Because LDH1 and LDH2 are both found in RBCs and myocardium but LDH1 is more abundant in skeletal muscle and LDH2 is more abundant in RBCs, the ratio of LDH1/LDH2 is calcuated for MI. If the ratio is greater than 1, it is indicative of heart muscle damage. (please see slide 19 of notes)
Assays for these isoenzymes can be done within 30 minutes to an hour after MI.
Increased levels of LDH5 is indicative of liver congestion and skeletal muscle dystrophy.
What other enzyme may be used to diagnose MI? Among the isoenzymes used to diagnose MI, which is the most specific? When do CK2 and LDH1/2 ratios appear and when do they peak?
AST (aspartate aminotranferase) may also be used to detect MI. This along with CK and LDH levels are commonly determined in the dx of MI especially when EKG is difficult to interpret due to previous heart disease.
CK2 is the most specific to the dx of MI. It appears 3-8 hours after the episode of chest pain and peaks within 24 hours and then returns back to normal levels. Note that detection of CK2 sub-isoforms may also be used to diagnose MI.
LDH1/2 ratio is diagnostic btwn 12-24 hours after chest pain and then returns to normal levels.
What subunits of troponin may be used to diagnose MI? When are they elevated and for how long do they stay elevated? May they be used to determine re-infarction?
There are 3 subunits of troponin: Tn-T (binds to tropomyosin to stabilize troponin complex), Tn-I (inhibits actin and myosin binding), and Tn-C (binds Ca2+ to allow for myosin and actin binding). There are cardiac isoforms of both Tn-T (cTn-T) and Tn-I (cTn-I). Note the word isoform is being used instead of isoenzyme bc troponin is not an enzyme
There are two isoforms of cardiac Tn-T, Tn-T1 and Tn-T2, in adult cardiac tissue. It is thought that the two isoforms are a result of alternative mRNA splicing. Serum levels of Tn-T2 increase within 4 hours of MI and remain high for up to 14 days. The appearance of Tn-T2 in serum is 100% sensitive and 95% specific for detection of MI.

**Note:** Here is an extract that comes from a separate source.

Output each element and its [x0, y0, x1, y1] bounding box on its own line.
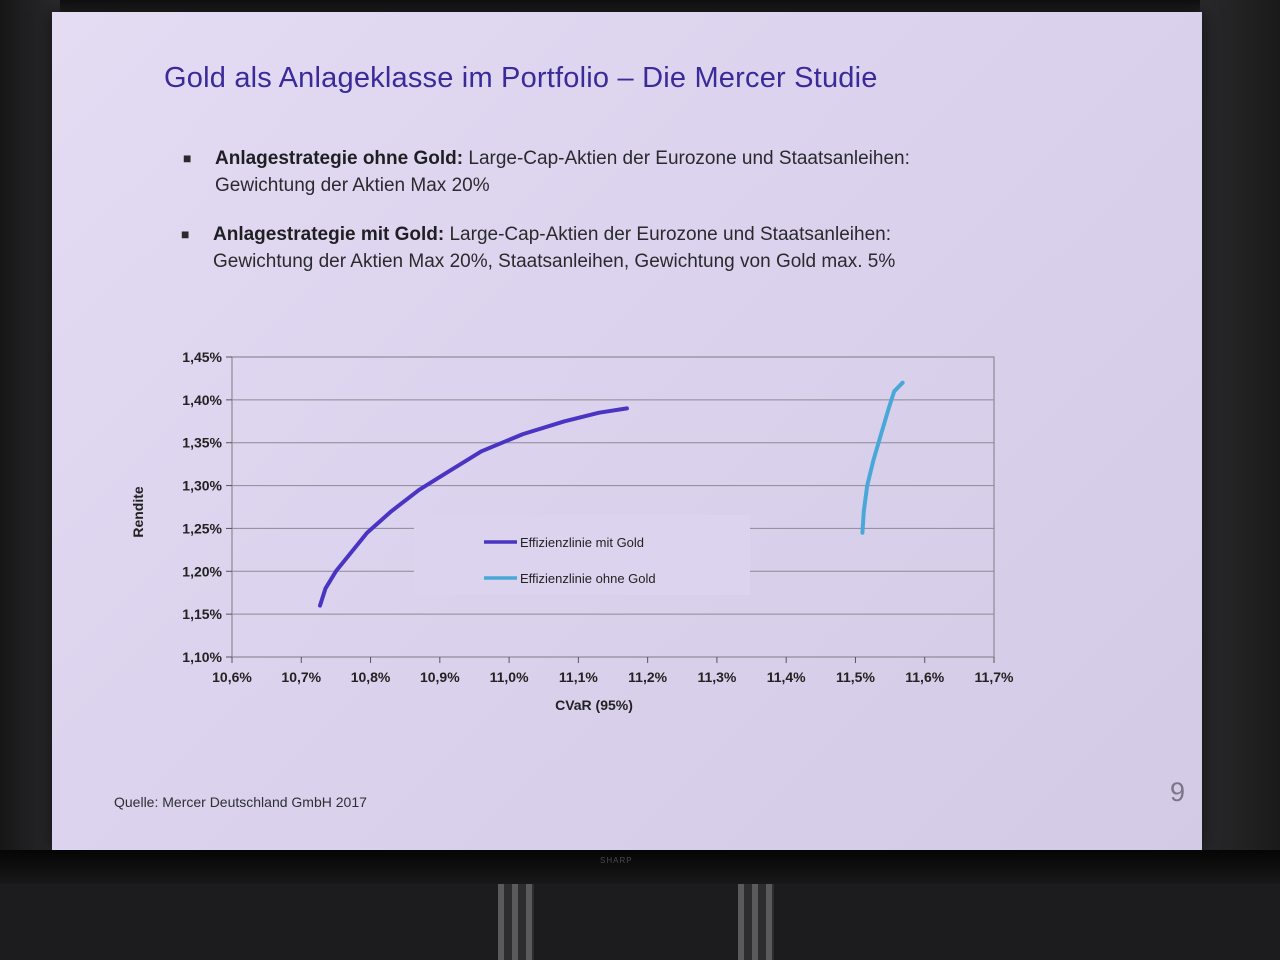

Elevated serum levels of cardiac isoform of Tn-I is also predictive of adverse outcomes of unstable angina or MI. cTn-I is elvated 4 hours after MI and stays elevated for 7 days in 68% of pts.
Bc troponin levels stay elevated for so many days (esp Tn-T2) they are not sensitive for detection of re-infarction (cannot be detected for at least 2 weeks). However, these tests are very sensitive for initial detection of MI bc cardiac troponin levels are normally undetectable.
How does sensitivity of Tn-T for detection of MI compare to EKG, CK, and CK-MB? How can myoglobin be used?
EKG: detects 5-10 g of tissue damage (substantial amount of tissue)
CK: 0.2 g of tissue
CK-MB: 0.02 g of tissue
Tn-T: 0.003 g of tissue
Remember that other proteins levels may also be detected to confirm dx: LDH, AST. Myoglobin is not specific bc there is a vast amount of skeletal muscle that contains myoglobin. However, myoglobin can be used to detect the extent of damage.
What 2 enzymes are used as therapeutic agents for MI? How do they work? What is a drawback to these therapies?
Blood clots formed in MI can be dissolved by plasmin. However, plasmin circulates in the blood in its inactive form, plasminogen. Plasminogen can be activated by:
streptokinase: from streptococcus
tissue plasminogen activator (t-PA)
These enzymes activate fibrinolysis by activing plasminogen to the active enzyme, plasmin. The resultant plasmin degrades insoluble fibrin.
The drawback to these therapies is that the enzymes are removed from circulation very rapidly so high doses must be used.